The pair make Chardonnay, Pinot Gris and Pinot Noir, and the wines are wonderfully charming and soil-driven. "They produce some of the best value wines in Oregon," says K&L domestic wine buyer Bryan Brick. And none of their wines is more illustrative of that fact than the 2008 Westrey Willamette Valley Pinot Noir ($19.99) mentioned in the video. There are few wines at this price point that offer the same crunchy raspberry and blackberry character or the same minerality, balance and structure.
We're also getting in more of the 2008 Westrey "Oracle Vineyard" Dundee Hills Pinot Noir, which is a steal at $24.99, especially given the spectacular 2008 vintage.

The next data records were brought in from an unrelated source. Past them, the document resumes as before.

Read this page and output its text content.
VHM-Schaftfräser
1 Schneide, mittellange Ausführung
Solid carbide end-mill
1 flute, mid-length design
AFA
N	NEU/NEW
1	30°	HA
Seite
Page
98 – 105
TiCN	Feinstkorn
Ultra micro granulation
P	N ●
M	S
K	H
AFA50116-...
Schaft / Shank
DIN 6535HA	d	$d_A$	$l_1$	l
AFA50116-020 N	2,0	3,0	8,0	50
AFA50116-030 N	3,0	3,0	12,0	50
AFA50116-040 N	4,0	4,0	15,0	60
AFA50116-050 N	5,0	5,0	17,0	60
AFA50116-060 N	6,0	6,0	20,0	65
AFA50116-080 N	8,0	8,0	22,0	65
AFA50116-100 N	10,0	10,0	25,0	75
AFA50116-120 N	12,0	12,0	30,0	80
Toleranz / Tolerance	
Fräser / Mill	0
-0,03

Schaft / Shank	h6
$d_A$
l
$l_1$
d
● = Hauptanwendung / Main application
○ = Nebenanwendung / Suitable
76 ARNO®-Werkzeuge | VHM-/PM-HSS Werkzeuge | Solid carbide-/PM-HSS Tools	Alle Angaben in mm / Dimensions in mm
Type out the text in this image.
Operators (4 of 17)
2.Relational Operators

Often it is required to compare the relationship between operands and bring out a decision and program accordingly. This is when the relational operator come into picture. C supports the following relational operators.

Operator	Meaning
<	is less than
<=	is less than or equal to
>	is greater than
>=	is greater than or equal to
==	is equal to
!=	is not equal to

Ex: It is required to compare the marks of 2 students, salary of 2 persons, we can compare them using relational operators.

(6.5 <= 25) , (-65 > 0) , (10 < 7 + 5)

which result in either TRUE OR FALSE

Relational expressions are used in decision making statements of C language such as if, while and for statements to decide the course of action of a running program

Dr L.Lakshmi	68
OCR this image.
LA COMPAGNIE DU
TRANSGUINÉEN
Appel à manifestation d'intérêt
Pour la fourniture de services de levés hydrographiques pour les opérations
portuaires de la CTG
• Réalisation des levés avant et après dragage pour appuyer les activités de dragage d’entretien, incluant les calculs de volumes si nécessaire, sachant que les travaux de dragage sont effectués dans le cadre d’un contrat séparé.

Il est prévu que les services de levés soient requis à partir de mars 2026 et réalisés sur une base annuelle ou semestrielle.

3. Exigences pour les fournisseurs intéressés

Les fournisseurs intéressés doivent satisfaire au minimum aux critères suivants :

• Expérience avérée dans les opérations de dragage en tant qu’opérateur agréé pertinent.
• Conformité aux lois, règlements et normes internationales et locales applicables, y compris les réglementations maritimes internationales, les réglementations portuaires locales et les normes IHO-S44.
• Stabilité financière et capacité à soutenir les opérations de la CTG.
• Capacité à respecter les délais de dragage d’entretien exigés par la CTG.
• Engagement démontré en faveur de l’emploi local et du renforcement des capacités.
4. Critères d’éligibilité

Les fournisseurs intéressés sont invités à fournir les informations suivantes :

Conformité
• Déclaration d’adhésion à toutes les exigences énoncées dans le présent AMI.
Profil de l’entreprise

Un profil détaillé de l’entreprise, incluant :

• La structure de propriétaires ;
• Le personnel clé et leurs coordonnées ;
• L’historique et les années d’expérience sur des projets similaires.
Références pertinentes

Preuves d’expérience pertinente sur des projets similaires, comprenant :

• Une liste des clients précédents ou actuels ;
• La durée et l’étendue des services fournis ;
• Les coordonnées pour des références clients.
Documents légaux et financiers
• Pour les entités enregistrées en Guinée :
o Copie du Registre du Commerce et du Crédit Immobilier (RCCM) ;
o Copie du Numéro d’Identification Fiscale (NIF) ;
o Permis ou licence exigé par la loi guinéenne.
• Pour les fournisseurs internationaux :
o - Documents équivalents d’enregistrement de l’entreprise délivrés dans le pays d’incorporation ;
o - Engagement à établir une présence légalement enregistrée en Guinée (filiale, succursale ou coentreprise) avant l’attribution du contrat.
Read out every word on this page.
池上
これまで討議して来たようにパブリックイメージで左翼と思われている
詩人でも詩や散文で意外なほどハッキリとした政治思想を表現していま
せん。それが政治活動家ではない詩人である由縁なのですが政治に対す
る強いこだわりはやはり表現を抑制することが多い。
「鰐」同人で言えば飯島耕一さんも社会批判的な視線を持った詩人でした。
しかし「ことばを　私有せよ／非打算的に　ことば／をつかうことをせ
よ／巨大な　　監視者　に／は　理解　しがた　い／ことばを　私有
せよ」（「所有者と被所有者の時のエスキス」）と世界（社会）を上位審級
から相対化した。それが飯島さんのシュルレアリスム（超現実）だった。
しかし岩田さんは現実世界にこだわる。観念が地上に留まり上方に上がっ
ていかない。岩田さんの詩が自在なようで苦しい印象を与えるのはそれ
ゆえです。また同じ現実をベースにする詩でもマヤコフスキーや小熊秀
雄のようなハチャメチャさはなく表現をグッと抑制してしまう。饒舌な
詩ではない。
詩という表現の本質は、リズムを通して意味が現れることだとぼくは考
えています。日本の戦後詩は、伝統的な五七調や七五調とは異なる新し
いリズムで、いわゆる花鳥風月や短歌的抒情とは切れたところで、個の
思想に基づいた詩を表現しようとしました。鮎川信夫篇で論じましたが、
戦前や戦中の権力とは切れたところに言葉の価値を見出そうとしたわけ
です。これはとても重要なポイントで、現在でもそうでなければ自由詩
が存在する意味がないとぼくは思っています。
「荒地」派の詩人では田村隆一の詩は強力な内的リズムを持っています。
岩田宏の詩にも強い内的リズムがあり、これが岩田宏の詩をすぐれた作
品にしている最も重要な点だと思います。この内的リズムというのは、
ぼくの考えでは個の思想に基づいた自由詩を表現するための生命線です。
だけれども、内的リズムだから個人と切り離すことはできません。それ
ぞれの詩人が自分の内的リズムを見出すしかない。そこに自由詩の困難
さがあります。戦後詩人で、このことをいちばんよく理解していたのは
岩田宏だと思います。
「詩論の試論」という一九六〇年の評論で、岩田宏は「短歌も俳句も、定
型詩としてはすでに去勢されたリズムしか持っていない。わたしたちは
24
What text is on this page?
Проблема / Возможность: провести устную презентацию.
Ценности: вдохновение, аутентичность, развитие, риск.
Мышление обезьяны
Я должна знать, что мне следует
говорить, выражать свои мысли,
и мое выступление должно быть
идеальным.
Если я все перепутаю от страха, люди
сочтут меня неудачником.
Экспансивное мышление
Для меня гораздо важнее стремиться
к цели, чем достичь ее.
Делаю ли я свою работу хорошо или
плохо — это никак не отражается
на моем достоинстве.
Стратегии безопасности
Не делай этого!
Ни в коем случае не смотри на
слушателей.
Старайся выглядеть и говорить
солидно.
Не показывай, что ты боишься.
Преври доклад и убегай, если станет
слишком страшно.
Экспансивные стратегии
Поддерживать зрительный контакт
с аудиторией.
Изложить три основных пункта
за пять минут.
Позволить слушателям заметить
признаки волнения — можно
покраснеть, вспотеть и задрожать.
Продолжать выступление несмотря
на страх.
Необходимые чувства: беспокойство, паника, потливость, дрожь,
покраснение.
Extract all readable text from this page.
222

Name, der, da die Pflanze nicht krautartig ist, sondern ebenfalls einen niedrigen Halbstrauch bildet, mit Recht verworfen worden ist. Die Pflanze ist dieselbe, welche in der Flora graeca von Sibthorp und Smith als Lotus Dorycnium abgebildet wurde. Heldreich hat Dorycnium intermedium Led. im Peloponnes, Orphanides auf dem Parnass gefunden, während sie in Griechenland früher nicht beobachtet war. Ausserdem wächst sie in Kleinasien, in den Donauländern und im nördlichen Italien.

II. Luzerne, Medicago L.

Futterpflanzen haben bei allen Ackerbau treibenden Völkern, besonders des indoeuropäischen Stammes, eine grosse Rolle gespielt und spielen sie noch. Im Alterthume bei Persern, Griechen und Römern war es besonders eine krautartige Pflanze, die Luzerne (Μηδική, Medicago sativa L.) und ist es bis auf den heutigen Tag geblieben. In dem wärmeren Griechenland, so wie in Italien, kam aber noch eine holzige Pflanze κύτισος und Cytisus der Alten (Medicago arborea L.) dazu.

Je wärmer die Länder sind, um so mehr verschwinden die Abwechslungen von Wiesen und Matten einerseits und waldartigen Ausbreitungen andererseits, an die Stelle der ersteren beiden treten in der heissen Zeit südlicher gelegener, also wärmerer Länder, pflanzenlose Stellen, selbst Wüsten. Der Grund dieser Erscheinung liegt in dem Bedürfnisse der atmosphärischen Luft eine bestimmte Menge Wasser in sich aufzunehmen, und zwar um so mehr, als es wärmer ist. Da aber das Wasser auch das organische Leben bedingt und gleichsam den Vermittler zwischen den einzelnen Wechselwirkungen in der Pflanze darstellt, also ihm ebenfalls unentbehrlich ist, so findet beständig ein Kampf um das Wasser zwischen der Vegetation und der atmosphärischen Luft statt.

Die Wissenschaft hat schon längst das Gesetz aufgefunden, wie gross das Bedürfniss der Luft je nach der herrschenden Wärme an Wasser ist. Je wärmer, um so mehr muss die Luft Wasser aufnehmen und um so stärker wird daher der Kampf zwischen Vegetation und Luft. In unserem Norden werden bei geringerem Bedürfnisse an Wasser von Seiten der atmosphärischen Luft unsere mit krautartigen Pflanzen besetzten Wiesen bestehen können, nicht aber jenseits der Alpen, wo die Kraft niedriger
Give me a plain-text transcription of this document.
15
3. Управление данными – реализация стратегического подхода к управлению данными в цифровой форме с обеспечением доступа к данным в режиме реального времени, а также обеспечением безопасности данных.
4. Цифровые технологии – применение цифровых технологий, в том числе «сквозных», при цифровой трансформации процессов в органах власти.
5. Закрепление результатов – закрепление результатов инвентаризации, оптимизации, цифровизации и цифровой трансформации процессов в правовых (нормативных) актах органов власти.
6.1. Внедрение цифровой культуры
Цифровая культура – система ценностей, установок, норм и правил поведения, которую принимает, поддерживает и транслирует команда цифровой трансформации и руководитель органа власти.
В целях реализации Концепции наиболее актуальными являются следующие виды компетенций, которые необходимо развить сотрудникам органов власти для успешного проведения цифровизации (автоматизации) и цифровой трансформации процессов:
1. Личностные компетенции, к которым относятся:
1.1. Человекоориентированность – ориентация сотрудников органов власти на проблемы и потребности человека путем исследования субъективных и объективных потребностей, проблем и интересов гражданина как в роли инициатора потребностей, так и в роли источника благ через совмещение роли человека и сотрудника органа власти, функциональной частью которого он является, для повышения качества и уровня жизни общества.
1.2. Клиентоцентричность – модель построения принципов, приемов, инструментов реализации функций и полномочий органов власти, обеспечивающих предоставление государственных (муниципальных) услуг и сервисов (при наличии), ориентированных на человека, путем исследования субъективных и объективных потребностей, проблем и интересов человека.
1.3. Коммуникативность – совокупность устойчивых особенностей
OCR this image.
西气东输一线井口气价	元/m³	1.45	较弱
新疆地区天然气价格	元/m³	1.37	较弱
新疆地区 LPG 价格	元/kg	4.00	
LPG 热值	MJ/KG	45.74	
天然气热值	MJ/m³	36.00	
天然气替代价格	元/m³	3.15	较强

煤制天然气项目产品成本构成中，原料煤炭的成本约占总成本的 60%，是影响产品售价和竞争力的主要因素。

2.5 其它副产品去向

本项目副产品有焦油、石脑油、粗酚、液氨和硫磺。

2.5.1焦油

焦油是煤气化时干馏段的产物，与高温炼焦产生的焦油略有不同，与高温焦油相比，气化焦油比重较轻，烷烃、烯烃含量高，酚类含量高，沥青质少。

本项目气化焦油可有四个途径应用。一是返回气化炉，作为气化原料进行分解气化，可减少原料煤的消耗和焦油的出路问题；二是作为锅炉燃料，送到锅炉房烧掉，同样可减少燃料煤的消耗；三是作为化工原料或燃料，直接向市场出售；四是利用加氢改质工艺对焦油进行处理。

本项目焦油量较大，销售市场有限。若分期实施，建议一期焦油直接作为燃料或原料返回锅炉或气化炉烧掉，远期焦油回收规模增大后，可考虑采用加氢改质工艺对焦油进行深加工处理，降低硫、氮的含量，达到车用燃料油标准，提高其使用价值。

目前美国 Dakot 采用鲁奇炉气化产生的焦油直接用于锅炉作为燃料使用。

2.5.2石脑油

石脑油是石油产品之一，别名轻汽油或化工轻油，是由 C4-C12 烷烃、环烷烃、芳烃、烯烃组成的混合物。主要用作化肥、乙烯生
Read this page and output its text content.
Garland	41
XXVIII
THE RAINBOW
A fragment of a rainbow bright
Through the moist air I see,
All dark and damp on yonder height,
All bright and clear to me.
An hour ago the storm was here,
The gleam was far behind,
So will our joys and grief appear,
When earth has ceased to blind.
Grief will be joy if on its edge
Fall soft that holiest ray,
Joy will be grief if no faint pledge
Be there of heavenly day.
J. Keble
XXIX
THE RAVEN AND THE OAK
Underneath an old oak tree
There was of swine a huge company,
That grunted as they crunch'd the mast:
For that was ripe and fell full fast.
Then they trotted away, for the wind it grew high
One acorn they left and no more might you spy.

This wine has that bright raspberry fruit character so characteristic of the Dundee Hills that Amy talks about. Floral notes, garrigue and filigreed-but-firm tannins all get a lift from juicy acidity, making this a wine that will easily cellar if you can hold onto it.
Finally, we'll also be getting in a few more bottles of the 2008 Westrey "Justice Vineyard" Eola-Amity Hills Pinot Noir ($27.99), which is a little more expensive, but worth every penny. This has blacker, jammier fruit than the other two Pinots, a quality you'll find in other wines that use fruit from the site. Farrmed by Mimi and Ted Casteel of Bethel Heights, this is tangy and earthy, with violet overtones, but still incredibly well-integrated and structured.